I was noodling around with some Ruby the other day, and all of a sudden I ran into a situation where I wanted to do a partial function application. But how do you do that in Ruby? It can certainly be done, but it felt very awkward to me and made my code less readable than the non-partially-applied alternatives. So I didn't do it.
For me, higher-order functions in Ruby are the language's only blemish. It seems almost unfair to ding Ruby for that, because Ruby (at least since 1.9.x) does higher-order functions pretty admirably. It's just not as elegant as the rest of the language.

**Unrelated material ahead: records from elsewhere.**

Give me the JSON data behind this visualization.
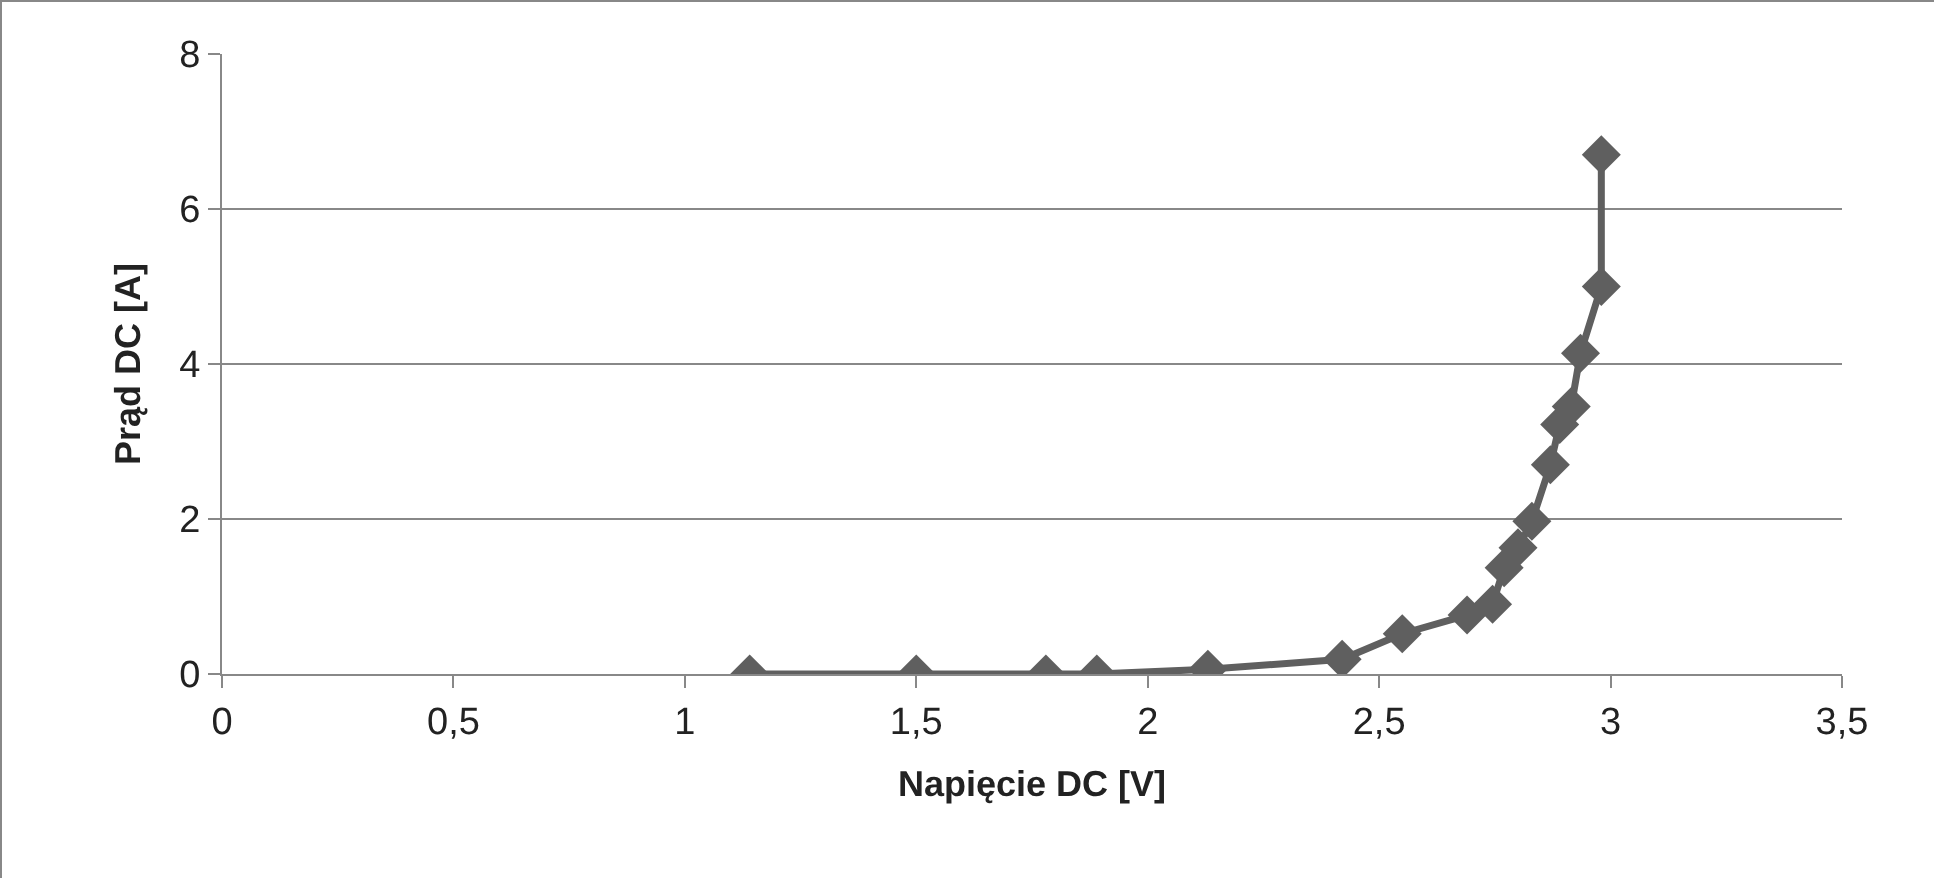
{
  "chart_data": {
    "type": "line",
    "xlabel": "Napięcie DC [V]",
    "ylabel": "Prąd DC [A]",
    "x": [
      1.14,
      1.5,
      1.78,
      1.89,
      2.13,
      2.42,
      2.55,
      2.69,
      2.745,
      2.77,
      2.8,
      2.83,
      2.87,
      2.89,
      2.915,
      2.935,
      2.98,
      2.98
    ],
    "series": [
      {
        "color": "#5f5f5f",
        "values": [
          0,
          0,
          0,
          0,
          0.06,
          0.19,
          0.52,
          0.76,
          0.9,
          1.37,
          1.63,
          1.97,
          2.7,
          3.22,
          3.45,
          4.14,
          5.0,
          6.7
        ]
      }
    ],
    "xlim": [
      0,
      3.5
    ],
    "xticks": [
      0,
      {
        "value": 0.5,
        "label": "0,5"
      },
      1,
      {
        "value": 1.5,
        "label": "1,5"
      },
      2,
      {
        "value": 2.5,
        "label": "2,5"
      },
      3,
      {
        "value": 3.5,
        "label": "3,5"
      }
    ],
    "ylim": [
      0,
      8
    ],
    "yticks": [
      0,
      2,
      4,
      6,
      8
    ],
    "grid": "y",
    "marker": "diamond",
    "line_style": "solid"
  }
}
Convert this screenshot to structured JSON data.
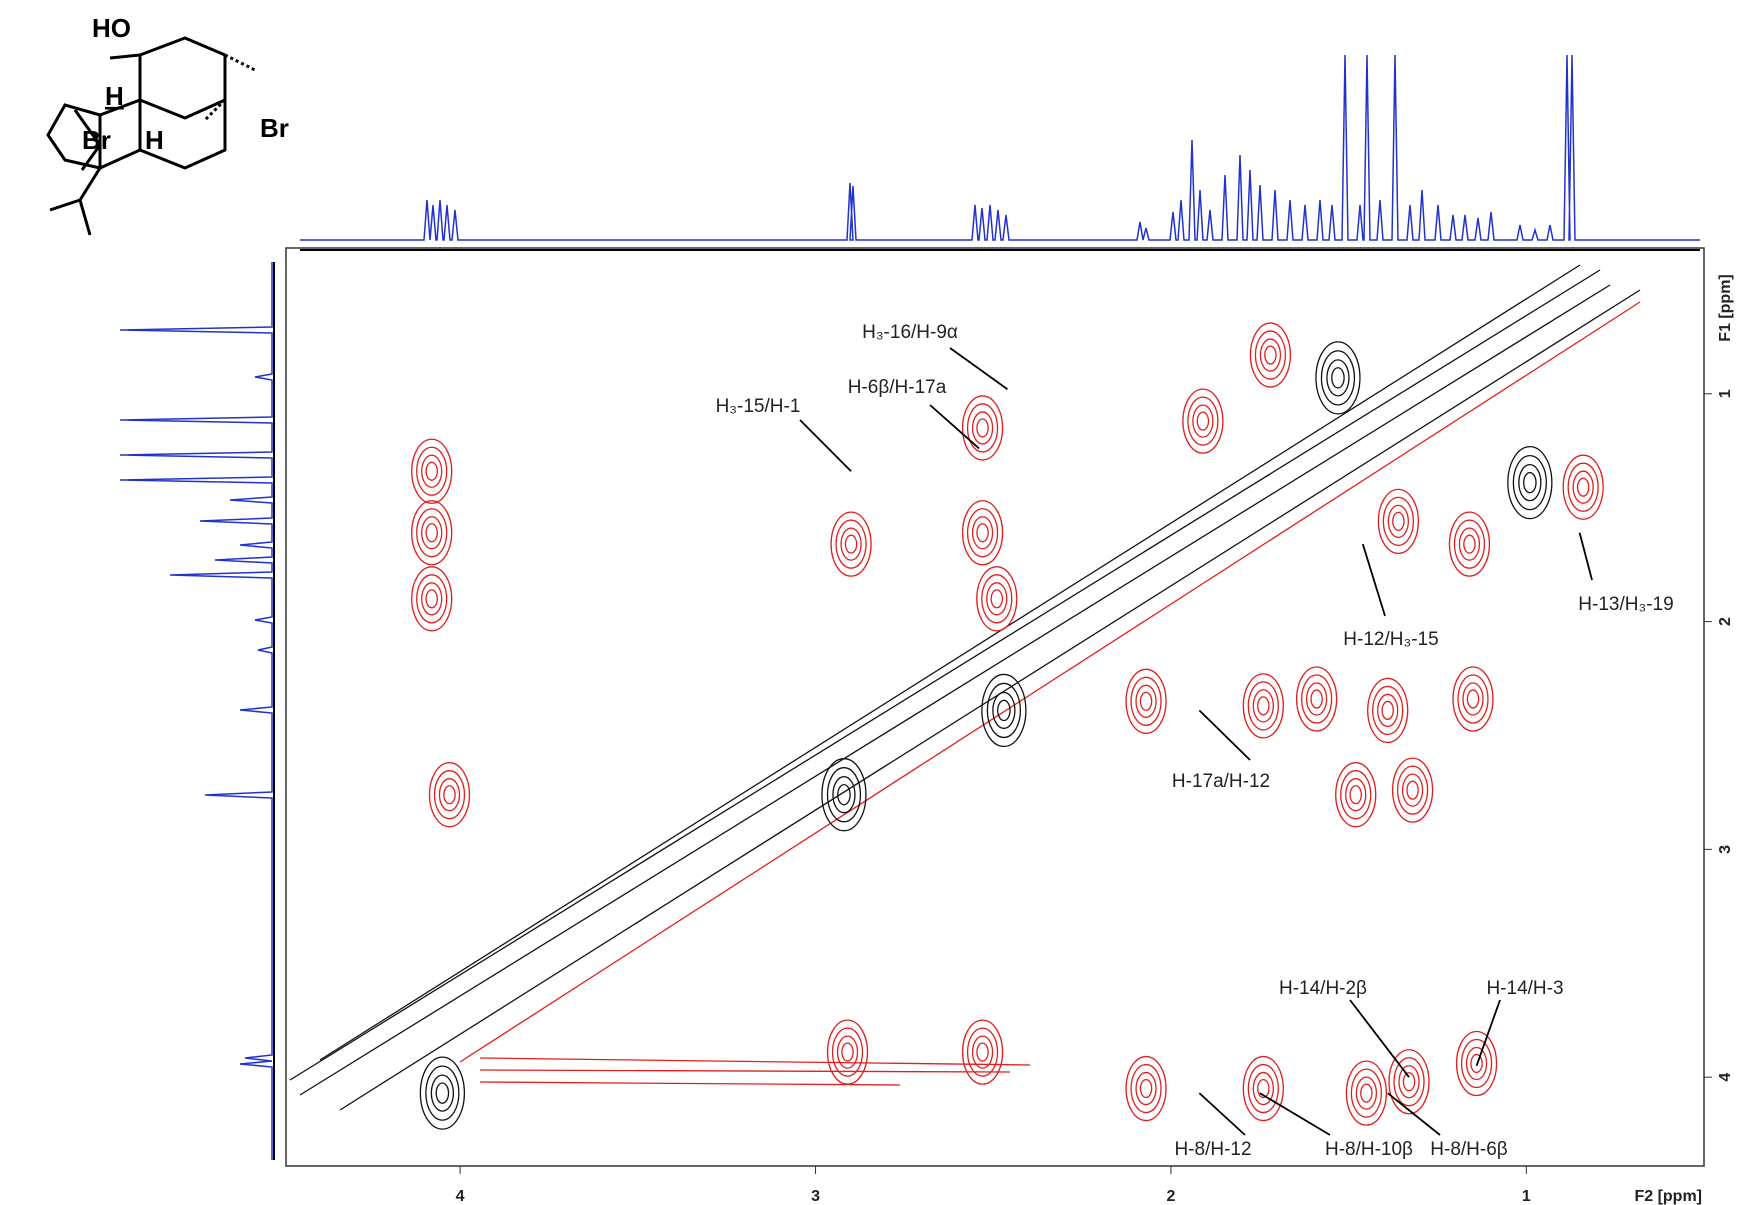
{
  "chart_data": {
    "type": "contour",
    "xlabel": "F2 [ppm]",
    "ylabel": "F1 [ppm]",
    "xlim": [
      4.49,
      0.5
    ],
    "ylim": [
      0.36,
      4.39
    ],
    "xticks": [
      4,
      3,
      2,
      1
    ],
    "yticks": [
      1,
      2,
      3,
      4
    ],
    "red_peaks": {
      "color": "#e0201e",
      "x": [
        4.08,
        4.08,
        4.08,
        2.53,
        2.53,
        2.49,
        2.9,
        4.03,
        2.91,
        2.53,
        2.07,
        1.74,
        1.59,
        1.39,
        1.15,
        1.48,
        1.32,
        1.16,
        2.07,
        1.74,
        1.45,
        1.33,
        1.14,
        0.84,
        1.91,
        1.72,
        1.36
      ],
      "y": [
        1.34,
        1.61,
        1.9,
        1.15,
        1.61,
        1.9,
        1.66,
        2.76,
        3.89,
        3.89,
        2.35,
        2.37,
        2.34,
        2.39,
        2.34,
        2.76,
        2.74,
        1.66,
        4.05,
        4.05,
        4.07,
        4.02,
        3.94,
        1.41,
        1.12,
        0.83,
        1.56
      ]
    },
    "black_peaks": {
      "color": "#111111",
      "x": [
        2.92,
        0.99,
        1.53,
        4.05,
        2.47
      ],
      "y": [
        2.76,
        1.39,
        0.93,
        4.07,
        2.39
      ]
    },
    "annotations": [
      {
        "text": "H₃-16/H-9α",
        "x": 2.46,
        "y": 0.98
      },
      {
        "text": "H-6β/H-17a",
        "x": 2.54,
        "y": 1.24
      },
      {
        "text": "H₃-15/H-1",
        "x": 2.9,
        "y": 1.34
      },
      {
        "text": "H-13/H₃-19",
        "x": 0.85,
        "y": 1.61
      },
      {
        "text": "H-12/H₃-15",
        "x": 1.46,
        "y": 1.66
      },
      {
        "text": "H-17a/H-12",
        "x": 1.92,
        "y": 2.39
      },
      {
        "text": "H-14/H-2β",
        "x": 1.33,
        "y": 4.0
      },
      {
        "text": "H-14/H-3",
        "x": 1.14,
        "y": 3.95
      },
      {
        "text": "H-8/H-12",
        "x": 1.92,
        "y": 4.07
      },
      {
        "text": "H-8/H-10β",
        "x": 1.75,
        "y": 4.07
      },
      {
        "text": "H-8/H-6β",
        "x": 1.39,
        "y": 4.07
      }
    ]
  },
  "structure": {
    "labels": [
      "HO",
      "H",
      "H",
      "Br",
      "Br"
    ]
  }
}
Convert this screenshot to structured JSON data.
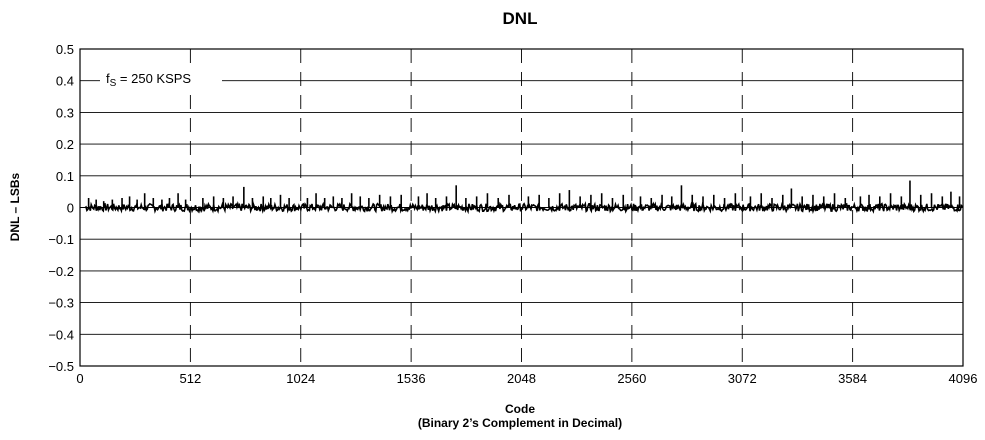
{
  "chart_data": {
    "type": "line",
    "title": "DNL",
    "xlabel": "Code",
    "xlabel_sub": "(Binary 2’s Complement in Decimal)",
    "ylabel": "DNL – LSBs",
    "xlim": [
      0,
      4096
    ],
    "ylim": [
      -0.5,
      0.5
    ],
    "xticks": [
      0,
      512,
      1024,
      1536,
      2048,
      2560,
      3072,
      3584,
      4096
    ],
    "xtick_labels": [
      "0",
      "512",
      "1024",
      "1536",
      "2048",
      "2560",
      "3072",
      "3584",
      "4096"
    ],
    "yticks": [
      0.5,
      0.4,
      0.3,
      0.2,
      0.1,
      0,
      -0.1,
      -0.2,
      -0.3,
      -0.4,
      -0.5
    ],
    "ytick_labels": [
      "0.5",
      "0.4",
      "0.3",
      "0.2",
      "0.1",
      "0",
      "−0.1",
      "−0.2",
      "−0.3",
      "−0.4",
      "−0.5"
    ],
    "grid": {
      "horizontal": "solid",
      "vertical": "dashed"
    },
    "annotation": {
      "symbol": "f",
      "subscript": "S",
      "text": " = 250 KSPS"
    },
    "series": [
      {
        "line_color": "#000000",
        "baseline_noise": 0.012,
        "spikes": [
          {
            "x": 40,
            "y": 0.03
          },
          {
            "x": 75,
            "y": 0.025
          },
          {
            "x": 110,
            "y": 0.02
          },
          {
            "x": 150,
            "y": 0.025
          },
          {
            "x": 195,
            "y": 0.03
          },
          {
            "x": 230,
            "y": 0.035
          },
          {
            "x": 265,
            "y": 0.025
          },
          {
            "x": 300,
            "y": 0.045
          },
          {
            "x": 340,
            "y": 0.03
          },
          {
            "x": 380,
            "y": 0.025
          },
          {
            "x": 415,
            "y": 0.03
          },
          {
            "x": 455,
            "y": 0.045
          },
          {
            "x": 490,
            "y": 0.025
          },
          {
            "x": 570,
            "y": 0.03
          },
          {
            "x": 620,
            "y": 0.035
          },
          {
            "x": 665,
            "y": 0.03
          },
          {
            "x": 710,
            "y": 0.035
          },
          {
            "x": 760,
            "y": 0.065
          },
          {
            "x": 800,
            "y": 0.03
          },
          {
            "x": 850,
            "y": 0.035
          },
          {
            "x": 885,
            "y": 0.03
          },
          {
            "x": 930,
            "y": 0.04
          },
          {
            "x": 970,
            "y": 0.03
          },
          {
            "x": 1055,
            "y": 0.03
          },
          {
            "x": 1095,
            "y": 0.045
          },
          {
            "x": 1135,
            "y": 0.03
          },
          {
            "x": 1175,
            "y": 0.035
          },
          {
            "x": 1215,
            "y": 0.03
          },
          {
            "x": 1260,
            "y": 0.045
          },
          {
            "x": 1300,
            "y": 0.035
          },
          {
            "x": 1340,
            "y": 0.03
          },
          {
            "x": 1390,
            "y": 0.04
          },
          {
            "x": 1440,
            "y": 0.035
          },
          {
            "x": 1490,
            "y": 0.04
          },
          {
            "x": 1570,
            "y": 0.035
          },
          {
            "x": 1610,
            "y": 0.045
          },
          {
            "x": 1650,
            "y": 0.03
          },
          {
            "x": 1700,
            "y": 0.035
          },
          {
            "x": 1745,
            "y": 0.07
          },
          {
            "x": 1790,
            "y": 0.03
          },
          {
            "x": 1840,
            "y": 0.035
          },
          {
            "x": 1890,
            "y": 0.045
          },
          {
            "x": 1940,
            "y": 0.03
          },
          {
            "x": 1990,
            "y": 0.04
          },
          {
            "x": 2080,
            "y": 0.035
          },
          {
            "x": 2130,
            "y": 0.04
          },
          {
            "x": 2175,
            "y": 0.03
          },
          {
            "x": 2225,
            "y": 0.045
          },
          {
            "x": 2270,
            "y": 0.055
          },
          {
            "x": 2320,
            "y": 0.035
          },
          {
            "x": 2370,
            "y": 0.04
          },
          {
            "x": 2420,
            "y": 0.045
          },
          {
            "x": 2470,
            "y": 0.03
          },
          {
            "x": 2520,
            "y": 0.04
          },
          {
            "x": 2600,
            "y": 0.035
          },
          {
            "x": 2650,
            "y": 0.03
          },
          {
            "x": 2700,
            "y": 0.04
          },
          {
            "x": 2745,
            "y": 0.035
          },
          {
            "x": 2790,
            "y": 0.07
          },
          {
            "x": 2840,
            "y": 0.04
          },
          {
            "x": 2890,
            "y": 0.035
          },
          {
            "x": 2940,
            "y": 0.04
          },
          {
            "x": 2990,
            "y": 0.03
          },
          {
            "x": 3040,
            "y": 0.045
          },
          {
            "x": 3110,
            "y": 0.035
          },
          {
            "x": 3160,
            "y": 0.045
          },
          {
            "x": 3210,
            "y": 0.03
          },
          {
            "x": 3260,
            "y": 0.04
          },
          {
            "x": 3300,
            "y": 0.06
          },
          {
            "x": 3350,
            "y": 0.035
          },
          {
            "x": 3400,
            "y": 0.04
          },
          {
            "x": 3450,
            "y": 0.035
          },
          {
            "x": 3500,
            "y": 0.045
          },
          {
            "x": 3550,
            "y": 0.03
          },
          {
            "x": 3620,
            "y": 0.035
          },
          {
            "x": 3660,
            "y": 0.04
          },
          {
            "x": 3710,
            "y": 0.035
          },
          {
            "x": 3760,
            "y": 0.045
          },
          {
            "x": 3810,
            "y": 0.035
          },
          {
            "x": 3850,
            "y": 0.085
          },
          {
            "x": 3900,
            "y": 0.04
          },
          {
            "x": 3950,
            "y": 0.045
          },
          {
            "x": 4000,
            "y": 0.035
          },
          {
            "x": 4040,
            "y": 0.05
          },
          {
            "x": 4080,
            "y": 0.035
          }
        ]
      }
    ]
  }
}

Ruby has set an extremely high bar. The lack of ceremony in the language makes it extremely readable. The purity of its "everything is an object" stance makes it very writable. And its pervasive methods of introspection make it amazingly powerful.
But why did I even have the urge to make a partially applied function? Because I've been doing a lot of JavaScript lately, and JavaScript is all about the functions.
Ruby and JavaScript take sort of opposite approaches to object properties vs. methods. When you want to reach into an object in Ruby, you always talk to a method. So-called "properties" on Ruby objects are really just getter and setter methods with a little syntactic sugar applied.
In JavaScript, objects mostly only have properties. A "method" in JavaScript is just a property that happens to be a function. (You can define real getters and setters in modern versions of JavaScript, but browser support is not yet pervasive.)
Which approach is better? I would have to say Ruby's. JavaScript seems more fragile in its property-centricity. For example, if you want to pass a method as a callback in JavaScript you have to think about weather it needs to be called as a method or if it is OK to be called as a stand-alone function. If it needs to be called on a particular object you end up wrapping it in another function.
When it comes to JavaScript's advantage - higher-order functions - Ruby sort of cheated. By making a special case of passing a single function (a block), Ruby made the 80% use case extremely easy and simple.
So is Ruby the best language? Well, I probably wouldn't have worried about higher-order functions so much if I wasn't using JavaScript. What other blemishes might Ruby have that I just never run into? I guess it's not surprising that you can only compare languages that you have really used.
But Ruby is definitely the best language that I know.